In the fovea there are no rods, only cones, so the luminance ganglion cell only receives a signal from one cone cell of each colour. A rough approximation of the process is shown in Figure 4.

Now, you don’t really need to know that much about the inner workings of the eye, except that colour theory is based a great deal on how the human eye perceives colour, hence the use of RGB in digital cameras.

Why human eyes are so great

Human eyes are made of gel-like material. It is interesting then, that together with a 3-pound brain composed predominantly of fat and water, we are capable of the feat of vision. Yes, we don’t have super-vision, and aren’t capable of zooming in on objects in the distance, but our eyes are magical. Eyes are able to focus instantaneously, and at objects as closer as 10cm, and as far away as infinity. They also automatically adjust for various lighting conditions. Our vision system is quickly able to decide what an object is and perceive 3D scenes.

Computer vision algorithms have made a lot of progress in the past 40 years, but they are by no means perfect, and in reality can be easily fooled. Here is an image of a refrigerator section in a grocery store in Oslo. The context of the content within the image is easily discernible. If we load this image into “Google Reverse Image Search” (GRIS), the program says that it is a picture of a supermarket – which is correct.

Now what happens if we blur the image somewhat? Let’s say a Gaussian blur with a radius of 51 pixels. This is what the resulting image looks like:

The human eye is still able to decipher the content in this image, at least enough to determine it is a series of supermarket shelves. Judging by the shape of the blurry items, one might go so far to say it is a refrigerated shelf. So how does the computer compare? The best it could come up with was “close-up”, because it had nothing to compare against. The Wolfram Language “Image Identification Program“, (IIP) does a better job, identifying the scene as “store”. Generic, but not a total loss. Let’s try a second example. This photo was taken in the train station in Bergen, Norway.
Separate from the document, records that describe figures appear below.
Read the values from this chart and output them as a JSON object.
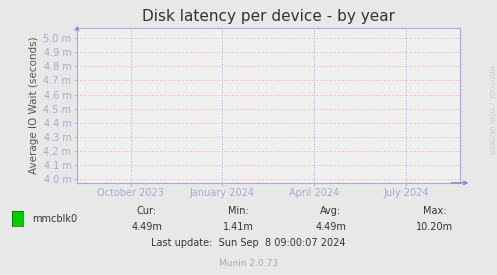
{
  "title": "Disk latency per device - by year",
  "ylabel": "Average IO Wait (seconds)",
  "yticks": [
    4.0,
    4.1,
    4.2,
    4.3,
    4.4,
    4.5,
    4.6,
    4.7,
    4.8,
    4.9,
    5.0
  ],
  "ytick_labels": [
    "4.0 m",
    "4.1 m",
    "4.2 m",
    "4.3 m",
    "4.4 m",
    "4.5 m",
    "4.6 m",
    "4.7 m",
    "4.8 m",
    "4.9 m",
    "5.0 m"
  ],
  "ylim": [
    3.975,
    5.075
  ],
  "xtick_labels": [
    "October 2023",
    "January 2024",
    "April 2024",
    "July 2024"
  ],
  "xtick_positions": [
    0.14,
    0.38,
    0.62,
    0.86
  ],
  "background_color": "#e8e8e8",
  "plot_bg_color": "#f0f0f0",
  "grid_color": "#ffaaaa",
  "grid_color_v": "#aaaacc",
  "title_color": "#333333",
  "axis_color": "#aaaacc",
  "legend_label": "mmcblk0",
  "legend_color": "#00cc00",
  "stats_cur": "4.49m",
  "stats_min": "1.41m",
  "stats_avg": "4.49m",
  "stats_max": "10.20m",
  "last_update": "Last update:  Sun Sep  8 09:00:07 2024",
  "munin_version": "Munin 2.0.73",
  "watermark": "RRDTOOL / TOBI OETIKER",
  "title_fontsize": 11,
  "tick_fontsize": 7,
  "ylabel_fontsize": 7.5,
  "stats_fontsize": 7,
  "watermark_color": "#cccccc"
}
GRIS identifies similar images, and guesses the image is “Bergen”. Now this is true, however the context of the image is more related to railway rolling stock and the Bergen station, than Bergen itself. IIP identifies it as “locomotive engine”, which is right on target. If we add a Gaussian blur with radius = 11, then we get the following blurred image:

Now GRIS thinks this scene is “metro”, identifying similar images containing cars. It is two trains, so this is not a terrible guess. IIP identifies it as a subway train, which is a good result. Now lets try the original with Gaussian blur and a radius of 21.
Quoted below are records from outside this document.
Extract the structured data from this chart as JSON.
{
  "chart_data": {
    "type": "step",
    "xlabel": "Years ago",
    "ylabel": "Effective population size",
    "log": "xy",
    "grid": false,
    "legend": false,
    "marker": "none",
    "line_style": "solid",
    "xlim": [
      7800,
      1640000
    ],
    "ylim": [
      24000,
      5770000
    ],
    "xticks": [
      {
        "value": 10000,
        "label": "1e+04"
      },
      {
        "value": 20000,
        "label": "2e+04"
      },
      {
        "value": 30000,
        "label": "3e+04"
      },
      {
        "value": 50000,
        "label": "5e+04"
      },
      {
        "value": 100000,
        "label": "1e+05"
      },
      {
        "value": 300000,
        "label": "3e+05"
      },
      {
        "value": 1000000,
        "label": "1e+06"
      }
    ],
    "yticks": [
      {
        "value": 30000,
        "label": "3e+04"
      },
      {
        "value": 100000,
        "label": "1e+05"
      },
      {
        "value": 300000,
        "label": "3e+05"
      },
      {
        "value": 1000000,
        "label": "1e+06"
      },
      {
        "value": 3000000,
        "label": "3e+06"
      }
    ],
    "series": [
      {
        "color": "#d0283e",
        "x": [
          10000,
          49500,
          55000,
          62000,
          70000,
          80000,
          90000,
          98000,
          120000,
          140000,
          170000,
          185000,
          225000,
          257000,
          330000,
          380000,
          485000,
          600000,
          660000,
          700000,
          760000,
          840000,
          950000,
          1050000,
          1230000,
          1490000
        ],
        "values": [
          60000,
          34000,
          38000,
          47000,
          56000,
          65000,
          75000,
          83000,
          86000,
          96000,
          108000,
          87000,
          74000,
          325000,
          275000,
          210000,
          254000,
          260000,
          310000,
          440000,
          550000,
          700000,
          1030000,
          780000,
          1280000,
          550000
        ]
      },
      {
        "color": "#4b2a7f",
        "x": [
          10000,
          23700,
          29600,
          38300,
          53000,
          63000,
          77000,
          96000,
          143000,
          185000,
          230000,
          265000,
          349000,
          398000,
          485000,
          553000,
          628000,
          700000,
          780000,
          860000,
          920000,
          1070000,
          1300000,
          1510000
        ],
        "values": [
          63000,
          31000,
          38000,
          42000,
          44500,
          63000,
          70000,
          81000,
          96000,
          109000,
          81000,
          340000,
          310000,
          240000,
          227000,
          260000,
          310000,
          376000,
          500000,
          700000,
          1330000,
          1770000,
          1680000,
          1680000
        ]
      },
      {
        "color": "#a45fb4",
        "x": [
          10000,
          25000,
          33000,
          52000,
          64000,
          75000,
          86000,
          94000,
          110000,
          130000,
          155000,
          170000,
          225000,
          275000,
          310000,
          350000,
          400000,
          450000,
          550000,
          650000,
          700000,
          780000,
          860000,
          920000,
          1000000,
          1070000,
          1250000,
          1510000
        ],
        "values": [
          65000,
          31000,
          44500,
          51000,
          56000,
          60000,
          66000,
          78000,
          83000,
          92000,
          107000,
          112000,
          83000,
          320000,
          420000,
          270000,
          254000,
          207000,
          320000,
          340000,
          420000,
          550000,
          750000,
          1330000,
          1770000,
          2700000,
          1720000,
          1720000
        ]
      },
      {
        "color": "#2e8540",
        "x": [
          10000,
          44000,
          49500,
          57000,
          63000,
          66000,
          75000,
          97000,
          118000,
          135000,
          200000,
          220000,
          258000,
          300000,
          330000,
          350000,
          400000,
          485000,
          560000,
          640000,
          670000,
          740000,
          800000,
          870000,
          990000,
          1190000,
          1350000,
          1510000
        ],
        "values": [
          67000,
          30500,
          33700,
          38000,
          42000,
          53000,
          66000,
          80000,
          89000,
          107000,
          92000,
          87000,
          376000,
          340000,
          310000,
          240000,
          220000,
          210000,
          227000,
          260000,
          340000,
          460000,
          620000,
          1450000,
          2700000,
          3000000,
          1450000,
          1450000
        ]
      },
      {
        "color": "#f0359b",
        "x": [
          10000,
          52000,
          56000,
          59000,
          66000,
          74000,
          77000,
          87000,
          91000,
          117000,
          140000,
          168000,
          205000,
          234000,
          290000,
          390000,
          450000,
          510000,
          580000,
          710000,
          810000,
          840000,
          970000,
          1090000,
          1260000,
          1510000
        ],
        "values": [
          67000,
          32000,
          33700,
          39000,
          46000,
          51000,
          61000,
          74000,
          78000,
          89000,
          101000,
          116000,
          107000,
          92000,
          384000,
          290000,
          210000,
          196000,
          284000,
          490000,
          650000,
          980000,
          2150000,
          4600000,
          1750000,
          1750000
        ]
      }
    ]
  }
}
Now GRIS identifies the scene as “rolling stock”, which is true, however the images it considers similar involve cars doing burn-out or stuck in the snow (or in one case a rockhopper penguin). IIP on the other hand fails this image, identifying it as a “measuring device”.

So as the image gets blurrier, it becomes harder for computer vision systems to identify, whereas the human eye does not have these problems. Even in a worst case scenario, where the Gaussian blur filter has a radius of 51, the human eye is still able to decipher its content. But GRIS thinks it’s a “photograph” (which *is* true, I guess), and IIP says it’s a person.